[Haskell-cafe] capture of idioms and patterns

aditya siram aditya.siram at gmail.com
Sun Sep 26 14:48:19 EDT 2010


I haven't read this thread completely, but if someone else hasn't
beaten me to it, there are *lots* of Haskell idioms spelled out on the
Haskell Wiki [1] cleverly hidden under the category "Style".
-deech

[1] http://www.haskell.org/haskellwiki/Category:Style

On Fri, Sep 24, 2010 at 5:24 PM, Vo Minh Thu <noteed at gmail.com> wrote:
> 2010/9/24 Albert Y. C. Lai <trebla at vex.net>:
>> On 10-09-23 04:57 PM, Andrew Coppin wrote:
>>>
>>> If you think that sounds silly, ask some random person (not a computer
>>> programmer, just some random human) how find the sum of a list of
>>> numbers.
>>
>> My reply: to sum 10 numbers, sum 9 numbers, then account for the 10th.
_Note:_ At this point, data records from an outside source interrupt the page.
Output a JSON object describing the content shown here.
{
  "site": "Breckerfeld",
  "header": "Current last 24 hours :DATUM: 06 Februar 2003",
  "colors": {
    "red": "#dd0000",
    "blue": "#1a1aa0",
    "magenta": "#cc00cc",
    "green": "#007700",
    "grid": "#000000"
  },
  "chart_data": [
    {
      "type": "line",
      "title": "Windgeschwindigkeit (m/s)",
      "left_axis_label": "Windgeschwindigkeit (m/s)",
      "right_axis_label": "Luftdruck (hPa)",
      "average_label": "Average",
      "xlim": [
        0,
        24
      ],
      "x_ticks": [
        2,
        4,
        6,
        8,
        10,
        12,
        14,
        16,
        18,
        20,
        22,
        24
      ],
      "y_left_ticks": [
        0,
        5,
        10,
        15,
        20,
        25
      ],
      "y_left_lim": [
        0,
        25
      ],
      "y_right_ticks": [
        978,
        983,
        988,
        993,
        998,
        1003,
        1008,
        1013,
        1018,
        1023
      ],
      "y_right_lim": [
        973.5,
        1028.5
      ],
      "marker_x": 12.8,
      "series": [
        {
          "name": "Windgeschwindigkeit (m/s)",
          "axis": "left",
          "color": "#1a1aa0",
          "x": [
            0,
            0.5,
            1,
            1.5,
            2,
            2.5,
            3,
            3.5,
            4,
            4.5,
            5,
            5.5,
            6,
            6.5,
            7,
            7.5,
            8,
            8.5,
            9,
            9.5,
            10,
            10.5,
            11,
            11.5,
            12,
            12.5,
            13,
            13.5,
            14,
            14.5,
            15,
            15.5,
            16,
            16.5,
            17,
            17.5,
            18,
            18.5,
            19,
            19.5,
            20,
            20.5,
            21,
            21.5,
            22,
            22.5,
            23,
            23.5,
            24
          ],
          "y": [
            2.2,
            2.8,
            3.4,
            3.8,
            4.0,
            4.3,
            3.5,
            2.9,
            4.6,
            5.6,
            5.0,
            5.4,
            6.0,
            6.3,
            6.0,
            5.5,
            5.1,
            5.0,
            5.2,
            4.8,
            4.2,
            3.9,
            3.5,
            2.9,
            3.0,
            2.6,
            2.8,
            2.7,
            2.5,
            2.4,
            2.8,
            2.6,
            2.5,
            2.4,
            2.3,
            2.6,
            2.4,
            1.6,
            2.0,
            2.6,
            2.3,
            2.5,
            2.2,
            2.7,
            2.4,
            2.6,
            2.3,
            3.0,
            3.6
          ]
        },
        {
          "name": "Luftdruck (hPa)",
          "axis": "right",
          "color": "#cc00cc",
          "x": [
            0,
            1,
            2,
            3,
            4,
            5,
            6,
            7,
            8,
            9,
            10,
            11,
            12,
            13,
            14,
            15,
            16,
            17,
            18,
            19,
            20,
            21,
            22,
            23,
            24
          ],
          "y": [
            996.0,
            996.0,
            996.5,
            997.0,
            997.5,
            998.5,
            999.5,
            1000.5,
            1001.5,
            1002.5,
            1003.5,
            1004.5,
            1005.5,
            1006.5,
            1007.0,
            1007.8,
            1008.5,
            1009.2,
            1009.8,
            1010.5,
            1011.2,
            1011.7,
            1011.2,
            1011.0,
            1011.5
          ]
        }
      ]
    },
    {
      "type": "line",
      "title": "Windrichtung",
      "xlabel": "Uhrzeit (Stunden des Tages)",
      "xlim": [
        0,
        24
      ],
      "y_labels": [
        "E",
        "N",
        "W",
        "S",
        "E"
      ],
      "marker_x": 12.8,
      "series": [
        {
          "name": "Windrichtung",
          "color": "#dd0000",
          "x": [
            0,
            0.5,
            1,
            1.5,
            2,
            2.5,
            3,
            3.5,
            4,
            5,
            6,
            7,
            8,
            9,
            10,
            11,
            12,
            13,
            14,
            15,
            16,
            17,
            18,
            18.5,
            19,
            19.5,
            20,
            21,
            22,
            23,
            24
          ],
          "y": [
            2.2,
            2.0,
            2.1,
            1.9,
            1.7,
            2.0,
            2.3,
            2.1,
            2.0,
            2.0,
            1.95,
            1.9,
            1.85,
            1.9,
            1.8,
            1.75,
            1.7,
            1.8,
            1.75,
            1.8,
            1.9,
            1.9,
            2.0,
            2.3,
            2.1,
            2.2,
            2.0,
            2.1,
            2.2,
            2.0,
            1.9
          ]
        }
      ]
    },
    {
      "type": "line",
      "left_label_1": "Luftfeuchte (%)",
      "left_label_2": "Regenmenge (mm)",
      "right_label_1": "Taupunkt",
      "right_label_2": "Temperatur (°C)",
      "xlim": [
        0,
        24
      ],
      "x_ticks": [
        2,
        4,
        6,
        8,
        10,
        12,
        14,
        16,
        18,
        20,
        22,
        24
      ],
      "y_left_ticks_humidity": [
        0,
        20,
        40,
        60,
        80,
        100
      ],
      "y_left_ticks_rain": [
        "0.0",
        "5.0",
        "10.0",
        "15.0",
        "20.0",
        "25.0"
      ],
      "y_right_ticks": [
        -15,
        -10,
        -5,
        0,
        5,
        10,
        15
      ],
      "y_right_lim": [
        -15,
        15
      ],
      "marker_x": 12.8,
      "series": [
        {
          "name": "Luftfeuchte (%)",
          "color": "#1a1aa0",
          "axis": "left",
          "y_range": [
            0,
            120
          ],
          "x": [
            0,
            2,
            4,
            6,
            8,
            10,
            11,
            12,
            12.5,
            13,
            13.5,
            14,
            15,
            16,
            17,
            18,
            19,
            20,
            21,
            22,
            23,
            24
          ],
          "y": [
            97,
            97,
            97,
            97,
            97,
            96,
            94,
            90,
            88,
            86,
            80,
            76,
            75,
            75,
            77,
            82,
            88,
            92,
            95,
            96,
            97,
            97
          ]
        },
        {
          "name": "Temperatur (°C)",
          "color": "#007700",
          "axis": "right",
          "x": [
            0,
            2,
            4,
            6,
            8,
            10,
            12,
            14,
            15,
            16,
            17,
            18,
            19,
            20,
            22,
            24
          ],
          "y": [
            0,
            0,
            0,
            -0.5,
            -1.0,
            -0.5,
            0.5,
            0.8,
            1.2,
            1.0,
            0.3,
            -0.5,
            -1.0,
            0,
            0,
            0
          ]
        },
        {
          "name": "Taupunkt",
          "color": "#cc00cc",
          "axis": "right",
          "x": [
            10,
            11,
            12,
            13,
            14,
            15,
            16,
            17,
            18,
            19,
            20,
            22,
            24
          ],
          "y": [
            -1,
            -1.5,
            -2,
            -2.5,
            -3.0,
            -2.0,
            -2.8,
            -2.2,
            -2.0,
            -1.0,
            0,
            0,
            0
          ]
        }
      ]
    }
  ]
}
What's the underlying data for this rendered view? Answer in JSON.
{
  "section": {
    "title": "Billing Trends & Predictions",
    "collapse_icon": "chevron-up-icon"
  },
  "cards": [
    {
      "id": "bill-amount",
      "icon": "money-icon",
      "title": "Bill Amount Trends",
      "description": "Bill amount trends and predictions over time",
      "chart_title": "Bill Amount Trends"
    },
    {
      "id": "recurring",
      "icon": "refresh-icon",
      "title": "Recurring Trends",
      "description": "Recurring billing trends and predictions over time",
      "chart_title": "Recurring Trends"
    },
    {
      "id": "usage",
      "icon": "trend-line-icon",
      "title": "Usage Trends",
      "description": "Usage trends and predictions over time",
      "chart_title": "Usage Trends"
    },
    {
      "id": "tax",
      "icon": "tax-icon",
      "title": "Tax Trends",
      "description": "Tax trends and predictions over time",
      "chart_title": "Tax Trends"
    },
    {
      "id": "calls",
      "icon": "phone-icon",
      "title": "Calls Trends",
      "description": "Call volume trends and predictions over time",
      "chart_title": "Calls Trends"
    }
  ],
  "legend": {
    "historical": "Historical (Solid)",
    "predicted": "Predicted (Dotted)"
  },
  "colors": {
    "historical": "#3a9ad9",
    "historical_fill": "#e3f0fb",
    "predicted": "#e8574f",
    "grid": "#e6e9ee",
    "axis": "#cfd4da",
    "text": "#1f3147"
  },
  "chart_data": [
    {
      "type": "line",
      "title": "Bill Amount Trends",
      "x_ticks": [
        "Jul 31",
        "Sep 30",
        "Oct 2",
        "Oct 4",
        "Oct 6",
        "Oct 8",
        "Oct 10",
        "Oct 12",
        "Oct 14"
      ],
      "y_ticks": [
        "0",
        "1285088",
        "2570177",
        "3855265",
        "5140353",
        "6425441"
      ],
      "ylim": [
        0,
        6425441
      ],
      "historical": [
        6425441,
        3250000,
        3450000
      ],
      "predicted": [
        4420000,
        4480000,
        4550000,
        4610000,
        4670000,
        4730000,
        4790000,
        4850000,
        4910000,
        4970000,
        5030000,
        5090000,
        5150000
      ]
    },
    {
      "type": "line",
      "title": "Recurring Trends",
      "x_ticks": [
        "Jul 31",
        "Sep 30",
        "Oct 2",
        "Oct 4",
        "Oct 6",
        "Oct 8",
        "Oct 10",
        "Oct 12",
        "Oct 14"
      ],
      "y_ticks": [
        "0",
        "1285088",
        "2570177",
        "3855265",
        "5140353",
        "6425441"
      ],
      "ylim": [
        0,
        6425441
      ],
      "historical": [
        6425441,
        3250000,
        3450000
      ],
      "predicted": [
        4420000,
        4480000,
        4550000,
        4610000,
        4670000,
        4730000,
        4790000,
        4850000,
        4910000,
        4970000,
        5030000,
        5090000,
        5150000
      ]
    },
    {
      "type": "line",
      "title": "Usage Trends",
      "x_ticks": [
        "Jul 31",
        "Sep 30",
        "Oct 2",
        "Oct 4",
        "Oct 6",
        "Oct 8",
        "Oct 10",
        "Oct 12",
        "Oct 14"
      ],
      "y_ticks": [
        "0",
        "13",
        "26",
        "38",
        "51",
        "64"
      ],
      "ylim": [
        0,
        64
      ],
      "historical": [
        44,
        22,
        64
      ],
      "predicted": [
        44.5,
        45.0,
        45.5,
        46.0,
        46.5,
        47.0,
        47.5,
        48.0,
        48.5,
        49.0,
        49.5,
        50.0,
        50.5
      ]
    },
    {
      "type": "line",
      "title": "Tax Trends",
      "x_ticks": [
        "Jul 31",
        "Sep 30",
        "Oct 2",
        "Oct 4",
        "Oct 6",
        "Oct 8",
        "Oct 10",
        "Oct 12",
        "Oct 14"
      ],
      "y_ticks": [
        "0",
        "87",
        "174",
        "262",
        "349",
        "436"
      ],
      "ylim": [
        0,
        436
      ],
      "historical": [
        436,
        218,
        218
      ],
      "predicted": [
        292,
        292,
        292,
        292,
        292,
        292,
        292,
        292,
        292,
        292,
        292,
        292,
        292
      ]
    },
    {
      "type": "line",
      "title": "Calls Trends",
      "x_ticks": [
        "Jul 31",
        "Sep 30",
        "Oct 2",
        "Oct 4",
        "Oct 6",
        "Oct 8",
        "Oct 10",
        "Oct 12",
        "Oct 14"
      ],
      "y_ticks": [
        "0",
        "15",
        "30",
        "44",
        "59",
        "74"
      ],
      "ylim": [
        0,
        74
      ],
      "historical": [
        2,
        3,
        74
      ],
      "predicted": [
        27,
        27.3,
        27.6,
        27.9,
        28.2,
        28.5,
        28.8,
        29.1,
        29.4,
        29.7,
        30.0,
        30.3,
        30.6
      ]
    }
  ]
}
More
>> at:
>> http://groups.google.com/group/comp.lang.functional/msg/51df24fbf33b7059
>>
>> Ask some random person how to find page 314 in a book. No one replies "check
>> the 1st page, check the 2nd page, check the 3rd page...". In fact, no one
>> replies in words. Almost everyone shows you how to cut to the middle or the
>> estimated weighted middle (if the book seems to have 1000 pages, they cut
>> near the one-third point), then say "oh, before this" or "oh, after this",
>> repeat. Almost everyone divides and conquers. Almost everyone recurses.
>>
>> I am not a computer programmer.
>>
>> (I know that someone is bound to think, "when confronted with the problem of
>> summing numbers, some people think, 'I know, I will divide and conquer'. Now
>> they have two problems of summing numbers.")
>
> A computer scientist knows how to count the stars in the sky: simply
> count half of them then multiply by two. -- or something like that.